Data for EDM come from online learning management systems (LMS) such as Moodle or Blackboard. Due to more standardized exams, the increased use of LMS and internet-based software results in more and better interoperable data available. When learning turns more distributed, with learners using a variety of places and platforms, collecting and integrating all data becomes more challenging. A particular point of interest is the purpose of EDM. Ryan Baker classified work in EDM as follows:
- Density estimation
- Relationship mining
- Association rule mining
- Sequential pattern mining
- Causal data mining
- Distillation of data for human judgment
- Discovery with models
Discovery with models is perhaps most typical for EDM. It is described by Baker as:
In discovery with models, a model of a phenomenon is developed through any process that can be validated in some fashion, and this model is then used as a component in another analysis, such as prediction or relationship mining. (…) supporting sophisticated analyses such as which learning material sub-categories of students will most benefit from (Beck & Mostow, 2008), how different types of student behavior impact students’ learning in different ways (Cocea et al., 2009) and how variation sin intelligent tutor design impact students’ behavior over time (Jeong & Biswas, 2008).

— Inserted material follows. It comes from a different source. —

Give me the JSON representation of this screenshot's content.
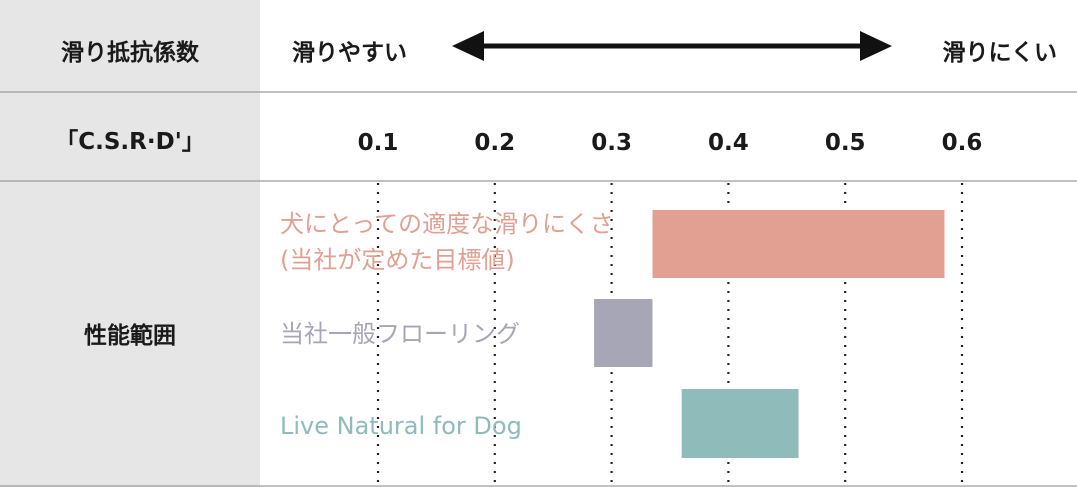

An interesting case study presented by Baker was an investigation of the “gaming” and “off-task behavior” (like surfing on Twitter or Facebook) during online learning tasks. Gaming means abusing the system, such as systematic guessing, (clicking quickly on all the answer categories without thinking) or immediately hitting the “help” function. They built an algorithm to predict when students were gaming or engaging in off-task behavior, and tuned the model by observing students. Then they related the frequency of gaming with characteristics of a learning environment for a mathematics course. They included 76 variables in the analysis. Some variables such as the use of non-mathematical words in the question or the use of abstract language proved to influence significantly the degree of off-task behavior and gaming. The next step is to improve the online tasks, based on the results of the analysis and to verify if gaming and off-task behavior drop.
EDM methods don’t provide answers to the why question, but offer clues that can be validated by complementary qualitative analysis. A hypothesis for the above example could be that abstract language or non-mathematical terms confuse the students or make them bored, triggering them to off-task behavior.